Our conversation might have gone on a bit longer. But I will never forget how striking it was – the unimposing way in which that Gaffer absolutely and without a moment hesitation knew what the word meant. He knew the history. He was proud of it. It was important.
I was on my first set long before I even learned how to drive and I have been on many in my career. By 2012, I knew what a Gaffer was to a set. In most basic terms, Gaffers handled lights. But there is a difference between knowing something by definition and understanding something. Understanding something is the process of learning it.
Historically, Gaffers were named after the hook on the end of the pole they used to tend street lamps. The word also maybe has some foundation as a colloquialism of grandfather or godfather, indicating a cultural understanding of an old man or man in charge. Gaffers are, of course, the head of the electrical department on a film set and are also commonly referred to as Cheif Lighting Technicians.
Tangent: Read About the Magical Gas Lamps still in London, and the Gaffers who tend them.
March 27, 2014*
3:30 – ish PM
Hollywood Hills
A nice spring day is a best-case scenario for when a production office has to set up outside. The table was half covered in paperwork, stacks precariously guarded from the wind with things like a stapler, a binder, maybe some scissors. The other half of the table was toppling over with craft services.
I sat in a metal patio chair, under the shade of a usefully placed tree, with a pen in my hair and my laptop open. Somewhere in the house, a small crew was shooting a long scene in the afternoon on day 2 of 3 for a digital series. The GAFFER stepped out from the house and sauntered over to the snacks.
GAFFER
You know, you work more than any other
production manager I have ever seen.
ME
I don’t think you’ve ever noticed them much before.

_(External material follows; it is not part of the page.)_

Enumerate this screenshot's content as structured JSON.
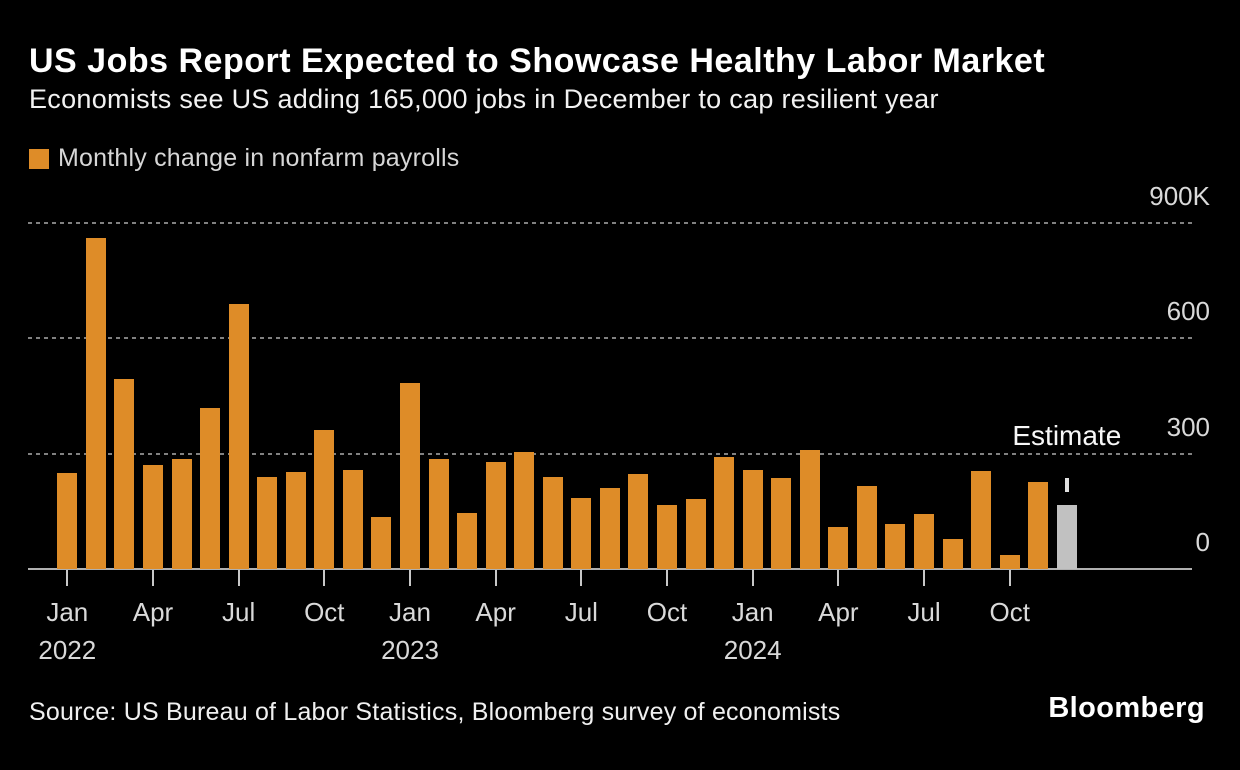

There is something to be said about this exchange. Even accounting for the teasing tones, there was a strain of truth to the words. Not about the work, but about the seeing. Visual storytelling is the craft of many, small villages or even endless cities of people. It’s not that strange that one person might never see or understand the work of another.
That moment is singular in my experience; I don’t think I will ever have a conversation like this again. Not that I’m looking for praise from all the Gaffers I encounter, or because I think Gaffers don’t appreciate the work of a production manager. But because it was a unique moment, an odd collection of circumstances brought us together on that set and we were able to have a moment of just plain interaction.
Remembering this moment now also makes me take notice of something else, a recognizable practice of Gaffers. The scene we were shooting that afternoon was at least three pages and the climax of the episode between six characters. I didn’t question it that afternoon, but I knew that our Gaffer had set up the lighting and after the 1st AD had called action ducked out to get a snack. The work of a Gaffer is done during the set up a scene, or in-between takes, not during rolling. The intensity of that work may vary – lighting 15 candles for a demon summoning compared to throwing a large array of HMIs up in the rain to source a living room through a window. But it’s a lot of hustle between waiting, so it’s like all the elements of filmmaking.
*All recollections are based on memory and are really not word-for-word exactly what happened, but they are close-ish.